元気になれる!!
2026年5月6日(水)13:31 読了。
「発達障害の私だからこそ、成功できた 似鳥昭雄 著」
家具で有名なニトリホールディングス会長の自伝的なものです。
2時間もあれば読み終える内容と字の大きさです。
仕事で行き詰っていたり、子育てに苦労している人々には、明るい気持ちになれて、勇気を貰える1冊です。
ADHD(注意欠如多動症、注意欠如多動性障害)とは、物をよく忘れ人の話を聞いているようで別のことを考えていたり、注意すべきことが頭に入ってこない。
文部科学省の調査によると、通常の小中学校生のうち、一クラス約3人ほどいる可能性があるそうです。
これは、病気ではなく、脳の形態によるもの。
小学校の通知表は1と2ばかりで、自分の名前を漢字で書けるようになったのが小学6年生の頃。
絵を描くことと算盤だけが得意な、貧乏な家庭のいじめられっ子が彼です。
その彼が成功した要因の一番が、出来ないことを無理してやろうとせずに、出来ること、長所をさらに伸ばしたこと。
根が明るく、いつもニコニコしていて、物覚えが悪いから、失敗はすぐに忘れる特性があります。
このような彼をとことん支えたのが、7回断られたお見合いで8回目に結婚した奥様。
この奥様のラフさと肝っ玉の太さには脱帽です。
競合店が近くにできて、売上高が激減し、銀行からの融資がストップする倒産ギリギリのところまで追い詰められた時の彼女の一言。
「スーパーに行って、食パンのミミをただでもらい、それをカジリながらまたやり直せばいい」
奥様と結婚した理由がまた奮っています。
「愛」とか「恋」とかは無縁。
家具店を創業しても従業員が雇えないから、結婚して一緒に働いてもらおうと考えるのです。
まあ何とも正直な人です。
しかし、この夫婦で一緒に働くことは、中小企業では実に理にかなっていると私も実感します。

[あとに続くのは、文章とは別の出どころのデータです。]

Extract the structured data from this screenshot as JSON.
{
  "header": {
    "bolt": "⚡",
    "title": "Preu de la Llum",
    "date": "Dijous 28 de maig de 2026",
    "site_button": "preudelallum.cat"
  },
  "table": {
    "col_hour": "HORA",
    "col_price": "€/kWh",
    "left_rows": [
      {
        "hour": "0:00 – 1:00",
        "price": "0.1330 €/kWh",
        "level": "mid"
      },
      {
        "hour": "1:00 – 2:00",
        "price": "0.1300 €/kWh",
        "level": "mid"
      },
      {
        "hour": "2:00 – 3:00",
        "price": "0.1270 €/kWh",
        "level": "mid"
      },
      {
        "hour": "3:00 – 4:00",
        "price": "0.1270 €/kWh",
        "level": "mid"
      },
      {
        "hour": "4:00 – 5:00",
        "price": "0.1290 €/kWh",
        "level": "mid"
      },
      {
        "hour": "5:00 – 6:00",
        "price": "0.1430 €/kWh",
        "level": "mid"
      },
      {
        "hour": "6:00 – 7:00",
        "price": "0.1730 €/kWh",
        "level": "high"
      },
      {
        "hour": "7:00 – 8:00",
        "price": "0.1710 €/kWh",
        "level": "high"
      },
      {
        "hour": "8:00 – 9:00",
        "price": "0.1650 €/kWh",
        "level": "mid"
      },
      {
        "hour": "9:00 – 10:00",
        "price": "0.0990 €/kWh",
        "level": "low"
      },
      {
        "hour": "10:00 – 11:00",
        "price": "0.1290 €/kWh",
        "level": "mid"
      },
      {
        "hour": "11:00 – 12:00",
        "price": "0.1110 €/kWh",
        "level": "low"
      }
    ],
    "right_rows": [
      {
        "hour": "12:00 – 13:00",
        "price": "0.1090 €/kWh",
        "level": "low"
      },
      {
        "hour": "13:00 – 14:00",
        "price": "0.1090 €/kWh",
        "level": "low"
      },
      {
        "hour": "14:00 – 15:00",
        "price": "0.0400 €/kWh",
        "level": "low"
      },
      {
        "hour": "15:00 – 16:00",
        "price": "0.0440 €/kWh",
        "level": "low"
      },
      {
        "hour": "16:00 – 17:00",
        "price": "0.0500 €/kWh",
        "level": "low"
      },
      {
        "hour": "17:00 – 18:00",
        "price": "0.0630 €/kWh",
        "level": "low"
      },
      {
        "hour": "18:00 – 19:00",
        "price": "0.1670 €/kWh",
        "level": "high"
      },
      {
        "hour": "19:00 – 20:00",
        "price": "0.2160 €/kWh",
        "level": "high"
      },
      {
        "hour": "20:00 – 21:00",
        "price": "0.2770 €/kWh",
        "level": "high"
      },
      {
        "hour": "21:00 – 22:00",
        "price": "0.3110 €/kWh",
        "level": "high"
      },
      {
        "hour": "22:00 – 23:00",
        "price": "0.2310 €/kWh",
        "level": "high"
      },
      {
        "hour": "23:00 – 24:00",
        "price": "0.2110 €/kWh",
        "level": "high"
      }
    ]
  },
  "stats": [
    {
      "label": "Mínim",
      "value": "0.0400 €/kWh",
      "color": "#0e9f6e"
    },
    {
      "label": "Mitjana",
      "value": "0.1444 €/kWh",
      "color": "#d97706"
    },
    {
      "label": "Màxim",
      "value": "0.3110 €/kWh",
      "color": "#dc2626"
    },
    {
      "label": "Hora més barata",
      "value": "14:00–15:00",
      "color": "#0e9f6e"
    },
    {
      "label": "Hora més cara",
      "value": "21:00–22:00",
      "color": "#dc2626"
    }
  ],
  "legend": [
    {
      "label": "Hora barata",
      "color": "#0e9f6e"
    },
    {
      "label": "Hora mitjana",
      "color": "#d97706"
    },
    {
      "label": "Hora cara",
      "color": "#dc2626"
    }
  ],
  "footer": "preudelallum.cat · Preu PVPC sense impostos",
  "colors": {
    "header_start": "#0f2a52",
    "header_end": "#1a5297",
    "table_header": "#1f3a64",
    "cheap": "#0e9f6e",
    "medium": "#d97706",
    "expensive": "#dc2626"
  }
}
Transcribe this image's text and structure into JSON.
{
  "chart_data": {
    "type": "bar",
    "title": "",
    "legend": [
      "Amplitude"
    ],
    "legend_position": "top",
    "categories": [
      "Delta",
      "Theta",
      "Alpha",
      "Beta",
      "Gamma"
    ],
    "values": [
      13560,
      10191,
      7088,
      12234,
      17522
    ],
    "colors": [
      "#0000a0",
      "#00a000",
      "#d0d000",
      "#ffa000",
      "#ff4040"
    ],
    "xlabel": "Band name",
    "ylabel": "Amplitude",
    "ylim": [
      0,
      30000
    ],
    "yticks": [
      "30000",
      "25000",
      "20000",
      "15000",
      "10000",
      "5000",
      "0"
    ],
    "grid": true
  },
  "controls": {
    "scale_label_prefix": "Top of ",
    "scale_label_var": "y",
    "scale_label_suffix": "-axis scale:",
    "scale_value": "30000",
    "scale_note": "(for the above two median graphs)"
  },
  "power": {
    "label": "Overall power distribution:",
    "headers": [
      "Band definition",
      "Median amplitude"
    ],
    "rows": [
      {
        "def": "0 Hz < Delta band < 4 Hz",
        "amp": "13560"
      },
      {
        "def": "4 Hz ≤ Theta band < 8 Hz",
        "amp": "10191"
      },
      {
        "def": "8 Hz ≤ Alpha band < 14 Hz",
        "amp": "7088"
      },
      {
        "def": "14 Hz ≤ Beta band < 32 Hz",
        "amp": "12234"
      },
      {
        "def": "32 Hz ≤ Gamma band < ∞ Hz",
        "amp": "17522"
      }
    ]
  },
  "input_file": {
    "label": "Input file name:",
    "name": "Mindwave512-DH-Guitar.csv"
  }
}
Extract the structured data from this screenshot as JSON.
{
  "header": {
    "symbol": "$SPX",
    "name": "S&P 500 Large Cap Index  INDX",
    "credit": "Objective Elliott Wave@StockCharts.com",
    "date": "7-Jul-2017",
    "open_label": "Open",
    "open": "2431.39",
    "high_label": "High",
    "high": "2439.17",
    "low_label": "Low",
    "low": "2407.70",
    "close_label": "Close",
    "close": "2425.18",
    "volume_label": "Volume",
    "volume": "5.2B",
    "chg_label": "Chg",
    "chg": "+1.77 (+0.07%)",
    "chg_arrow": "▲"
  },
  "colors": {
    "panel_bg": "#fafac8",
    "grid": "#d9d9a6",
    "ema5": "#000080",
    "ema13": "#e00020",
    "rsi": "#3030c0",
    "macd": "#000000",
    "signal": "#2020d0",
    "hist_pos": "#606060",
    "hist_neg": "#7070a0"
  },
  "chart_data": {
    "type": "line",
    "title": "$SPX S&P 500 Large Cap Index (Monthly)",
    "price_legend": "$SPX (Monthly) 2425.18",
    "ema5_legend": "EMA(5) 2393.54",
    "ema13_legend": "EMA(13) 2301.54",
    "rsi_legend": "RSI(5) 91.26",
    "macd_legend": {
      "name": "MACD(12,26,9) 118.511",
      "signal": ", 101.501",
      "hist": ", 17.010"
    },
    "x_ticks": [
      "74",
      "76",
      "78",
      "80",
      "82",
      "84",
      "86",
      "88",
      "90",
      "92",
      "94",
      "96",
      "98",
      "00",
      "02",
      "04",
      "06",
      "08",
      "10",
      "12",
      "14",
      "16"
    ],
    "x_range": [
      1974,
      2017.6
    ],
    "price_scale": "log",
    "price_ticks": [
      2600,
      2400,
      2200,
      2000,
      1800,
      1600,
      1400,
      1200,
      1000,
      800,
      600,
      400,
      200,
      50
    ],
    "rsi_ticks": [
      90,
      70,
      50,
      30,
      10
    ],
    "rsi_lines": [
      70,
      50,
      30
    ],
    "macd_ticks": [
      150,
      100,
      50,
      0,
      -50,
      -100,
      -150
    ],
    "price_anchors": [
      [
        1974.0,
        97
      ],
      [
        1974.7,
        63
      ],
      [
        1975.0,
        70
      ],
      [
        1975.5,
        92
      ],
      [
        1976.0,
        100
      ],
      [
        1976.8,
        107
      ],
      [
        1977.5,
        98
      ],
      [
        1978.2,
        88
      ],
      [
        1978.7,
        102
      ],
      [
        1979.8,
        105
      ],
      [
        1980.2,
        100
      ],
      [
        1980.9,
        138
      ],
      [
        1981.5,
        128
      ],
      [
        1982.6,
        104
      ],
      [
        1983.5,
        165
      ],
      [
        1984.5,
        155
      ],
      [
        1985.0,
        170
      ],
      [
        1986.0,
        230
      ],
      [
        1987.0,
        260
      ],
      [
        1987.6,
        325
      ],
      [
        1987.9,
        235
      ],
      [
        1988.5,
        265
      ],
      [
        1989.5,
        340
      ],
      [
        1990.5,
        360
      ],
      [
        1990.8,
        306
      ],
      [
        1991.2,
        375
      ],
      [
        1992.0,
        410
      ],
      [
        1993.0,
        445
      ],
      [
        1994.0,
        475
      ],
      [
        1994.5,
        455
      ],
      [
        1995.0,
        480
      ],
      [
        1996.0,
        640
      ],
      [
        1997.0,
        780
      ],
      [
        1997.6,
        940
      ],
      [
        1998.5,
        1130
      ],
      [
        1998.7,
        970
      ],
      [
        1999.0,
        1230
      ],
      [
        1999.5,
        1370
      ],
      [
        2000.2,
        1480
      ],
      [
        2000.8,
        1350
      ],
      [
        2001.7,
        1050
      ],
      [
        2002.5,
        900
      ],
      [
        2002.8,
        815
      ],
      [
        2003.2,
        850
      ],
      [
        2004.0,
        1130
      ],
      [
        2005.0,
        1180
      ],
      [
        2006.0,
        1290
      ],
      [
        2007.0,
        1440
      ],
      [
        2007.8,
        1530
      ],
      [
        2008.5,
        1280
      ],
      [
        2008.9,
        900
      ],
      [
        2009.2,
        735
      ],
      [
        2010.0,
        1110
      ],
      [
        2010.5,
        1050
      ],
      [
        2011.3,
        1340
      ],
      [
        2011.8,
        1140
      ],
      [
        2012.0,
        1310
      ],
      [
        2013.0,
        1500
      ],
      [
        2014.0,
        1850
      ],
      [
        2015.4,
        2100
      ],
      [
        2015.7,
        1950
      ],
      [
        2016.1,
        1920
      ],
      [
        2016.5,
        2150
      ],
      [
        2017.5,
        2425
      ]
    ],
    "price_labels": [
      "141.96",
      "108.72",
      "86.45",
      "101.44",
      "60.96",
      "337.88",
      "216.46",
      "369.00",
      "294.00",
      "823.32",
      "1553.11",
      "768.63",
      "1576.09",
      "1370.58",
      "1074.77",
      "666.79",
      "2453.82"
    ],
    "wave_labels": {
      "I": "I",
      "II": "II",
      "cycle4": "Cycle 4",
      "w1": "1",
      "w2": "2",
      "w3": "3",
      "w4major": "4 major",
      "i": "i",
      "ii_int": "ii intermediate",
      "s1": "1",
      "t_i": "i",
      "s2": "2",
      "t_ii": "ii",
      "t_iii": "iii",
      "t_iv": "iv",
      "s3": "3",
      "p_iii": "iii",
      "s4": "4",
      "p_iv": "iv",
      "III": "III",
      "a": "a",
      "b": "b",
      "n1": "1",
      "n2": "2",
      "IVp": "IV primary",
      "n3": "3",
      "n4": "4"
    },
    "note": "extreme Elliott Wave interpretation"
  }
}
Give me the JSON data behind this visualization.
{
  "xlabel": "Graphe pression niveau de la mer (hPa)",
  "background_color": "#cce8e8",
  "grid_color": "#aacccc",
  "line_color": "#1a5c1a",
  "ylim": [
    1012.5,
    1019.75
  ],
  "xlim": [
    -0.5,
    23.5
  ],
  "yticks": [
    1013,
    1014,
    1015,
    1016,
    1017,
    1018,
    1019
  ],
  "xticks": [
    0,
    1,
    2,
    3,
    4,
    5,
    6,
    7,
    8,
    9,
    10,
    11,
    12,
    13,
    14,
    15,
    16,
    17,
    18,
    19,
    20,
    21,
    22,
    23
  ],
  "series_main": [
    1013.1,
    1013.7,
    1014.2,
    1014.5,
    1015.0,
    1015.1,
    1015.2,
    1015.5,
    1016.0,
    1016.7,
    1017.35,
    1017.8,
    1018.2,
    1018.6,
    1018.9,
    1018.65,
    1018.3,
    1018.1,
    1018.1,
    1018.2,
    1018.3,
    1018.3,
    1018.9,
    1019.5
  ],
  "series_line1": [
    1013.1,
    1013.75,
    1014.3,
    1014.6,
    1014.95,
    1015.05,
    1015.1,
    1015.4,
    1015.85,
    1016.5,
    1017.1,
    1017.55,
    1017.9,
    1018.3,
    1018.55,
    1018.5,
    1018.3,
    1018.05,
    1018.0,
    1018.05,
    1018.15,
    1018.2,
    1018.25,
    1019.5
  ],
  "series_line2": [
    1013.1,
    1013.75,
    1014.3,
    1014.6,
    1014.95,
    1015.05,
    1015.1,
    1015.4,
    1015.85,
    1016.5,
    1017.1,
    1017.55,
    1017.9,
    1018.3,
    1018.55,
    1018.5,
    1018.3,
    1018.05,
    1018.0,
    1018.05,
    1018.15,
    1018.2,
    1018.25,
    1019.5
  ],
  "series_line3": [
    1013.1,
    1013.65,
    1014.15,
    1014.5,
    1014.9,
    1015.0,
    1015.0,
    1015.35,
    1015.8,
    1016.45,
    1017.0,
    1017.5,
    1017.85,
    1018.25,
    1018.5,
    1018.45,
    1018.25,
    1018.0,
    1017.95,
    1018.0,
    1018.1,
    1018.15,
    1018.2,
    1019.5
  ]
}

この本で一番感じることは、少し私にも似ていることです。
思いついたらすぐに「実行」することと「覚悟」と「執念」が人一倍強い。
頭が良くない、のろまと自覚していた彼に、チェーンストアの大家である渥美俊一氏の言葉がささります。
『うさぎより亀が勝つ。賢い奴は慢心するし、できると怠けたりする。遅くてもいいから、素直に柔軟にコツコツやるのが大事。鈍重たれ』
兎に角すぐ実行に移す彼には、失敗の数も半端ないものがあります。
自分にできないところを従業員に任せきりとなり、会社を乗っ取られそうになったり、経常利益が6億円の時に4億円の違約金を支払ったりと。
失敗が次の成長の糧にどんどんなっていき、大きな成果を生みます。
自分自身の給料を何十年も上げていないことなど、私の共感するところです。
小さい頃から、子供をどんどん外に連れ出し、いろんな経験をさせ、失敗を怒らないこと。
自分の好きなことを自ら見つけ出させること。
子育てをしていない私には耳が痛いのですが、孫達には是非そうしたいと考えています。